At last year’s March for Life rally in Washington, Sen. J.D. Vance told the crowd plainly, “I want more babies in the United States of America,” echoing a broader conservative push to encourage higher birth rates as U.S. fertility declines. Prominent conservatives argue more births are needed to sustain the workforce and provide caregivers for an aging population, and those arguments are increasingly cited to justify new state restrictions on abortion.
Wyoming recently enacted a law banning abortion once a “detectable fetal heartbeat” is present — typically around six weeks of pregnancy — though a federal judge temporarily blocked the law on April 24 while legal challenges proceed. Medical groups including the American College of Obstetricians and Gynecologists say it’s clinically inaccurate to call the early cardiac electrical activity visible on ultrasound a true heartbeat: embryos at that stage can show electrical signals but lack developed cardiac valves that produce the familiar heartbeat sound.

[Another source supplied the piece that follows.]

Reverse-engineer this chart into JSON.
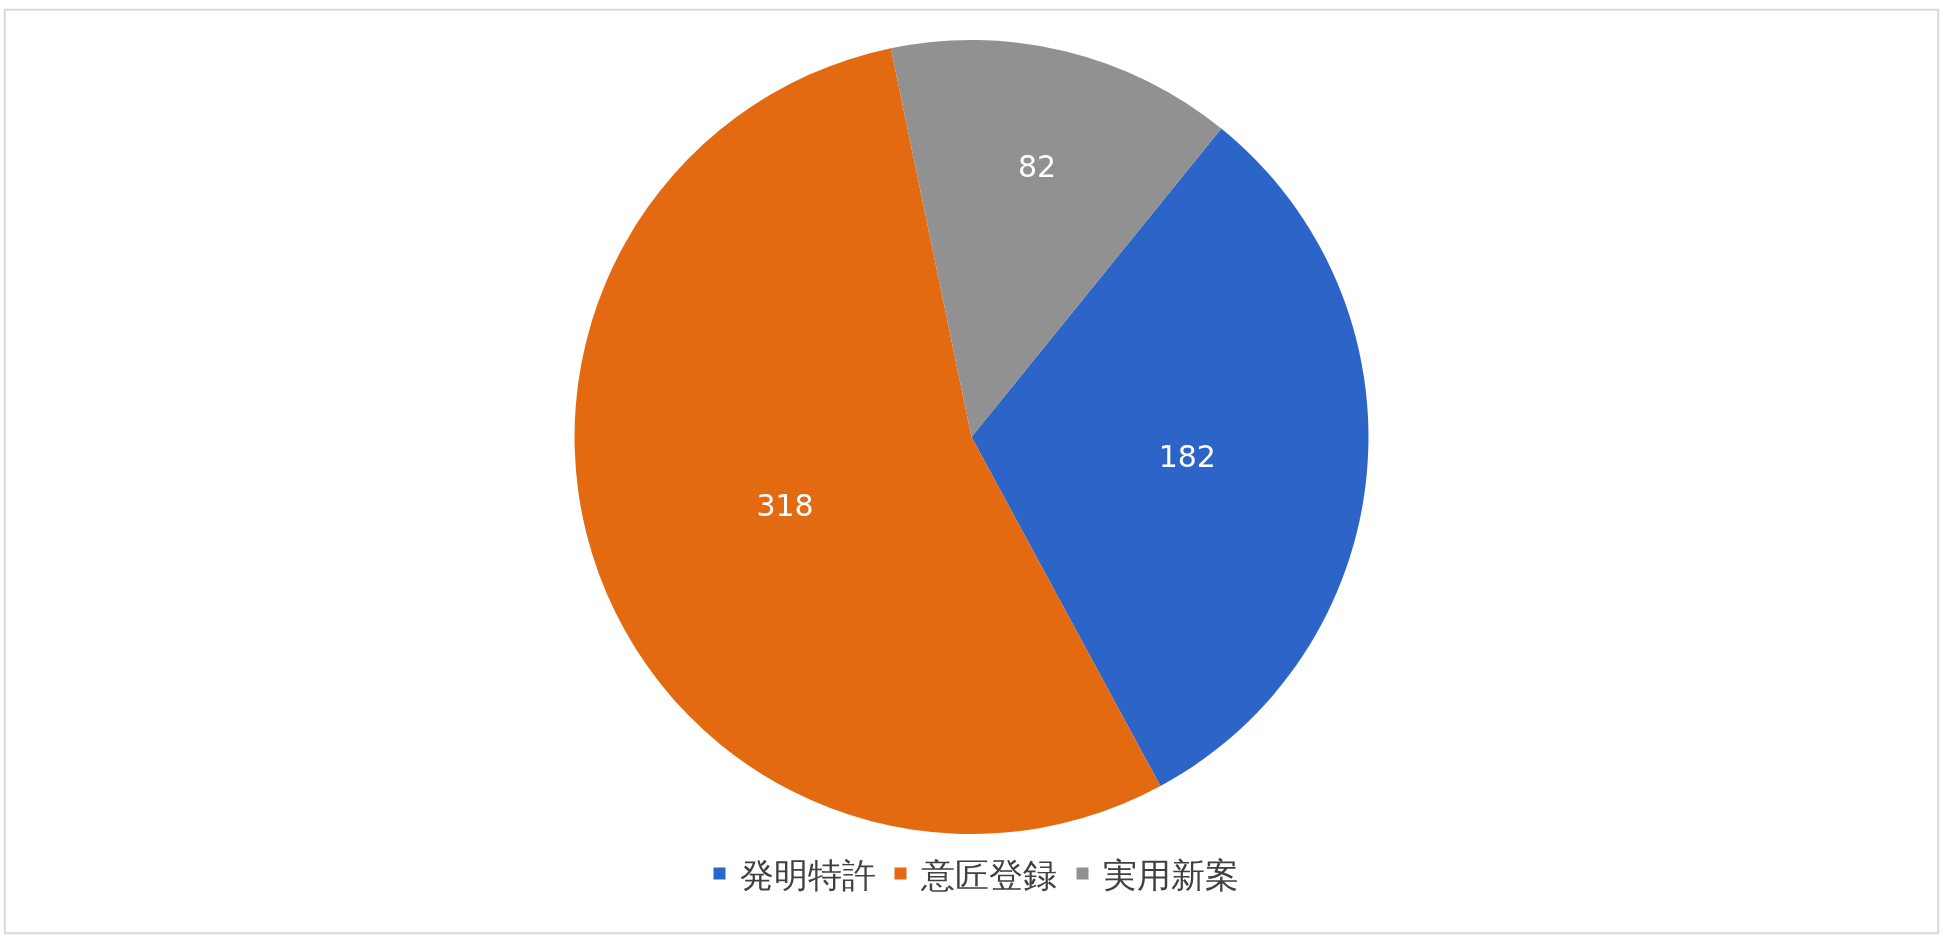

Republican state lawmaker and former nurse Evie Brennan, who supported the measure, framed it as a demographic statement. She said the policy sends a message that children matter and argued the state risks becoming stagnant or increasingly aged without a growing population that chooses to stay.
But demographers and researchers caution that abortion restrictions are unlikely to reverse long-term population decline. Suzanne Bell, a demographer at Johns Hopkins Bloomberg School of Public Health, said bans generally won’t change a state’s overall fertility trajectory. They may create a temporary rise in births: Idaho saw a modest bump after enacting one of the nation’s strictest bans in 2023 — an estimated roughly 240 excess births — yet the state simultaneously lost a substantial share of reproductive health providers, with about 35% fewer OB-GYNs than before the law.
Wyoming has struggled with population loss for decades. A 2024 Harvard Kennedy School working paper found that by their thirties nearly two-thirds of Wyoming natives have left the state, one of the highest out-migration rates in the country. Students and young residents cite limited local industry and job prospects as reasons to relocate. At the University of Wyoming in Laramie, student Claire Lane said many classmates expect to leave to find work in their fields; another student, music major Aidan Freeman, called the state “a bubble” and said he and his partner hope to move to Fort Collins, Colorado, where more opportunities exist.
Harvard researchers recommended policies to make rural areas more economically diverse and to expand housing and services that would help retain young people — measures aimed at addressing the structural reasons residents leave, rather than focusing solely on birth rates.
Brennan acknowledged the six-week ban is not a cure-all for Wyoming’s demographic challenges and said the pro-life movement should broaden its focus to support children after birth. “We have to send the message that not only are you important in utero, but you’re also important on day one when you’re born,” she said, noting the legislature has yet to have robust discussions about postnatal supports.
Legal battles will determine whether the law stands. Pro–abortion rights groups challenged the statute shortly after it passed, and the temporary federal injunction means abortion care is again legally available in the state for now. The district court will consider constitutionality; its ruling could be appealed to the Wyoming Supreme Court, which earlier this year struck down two other sweeping abortion restrictions.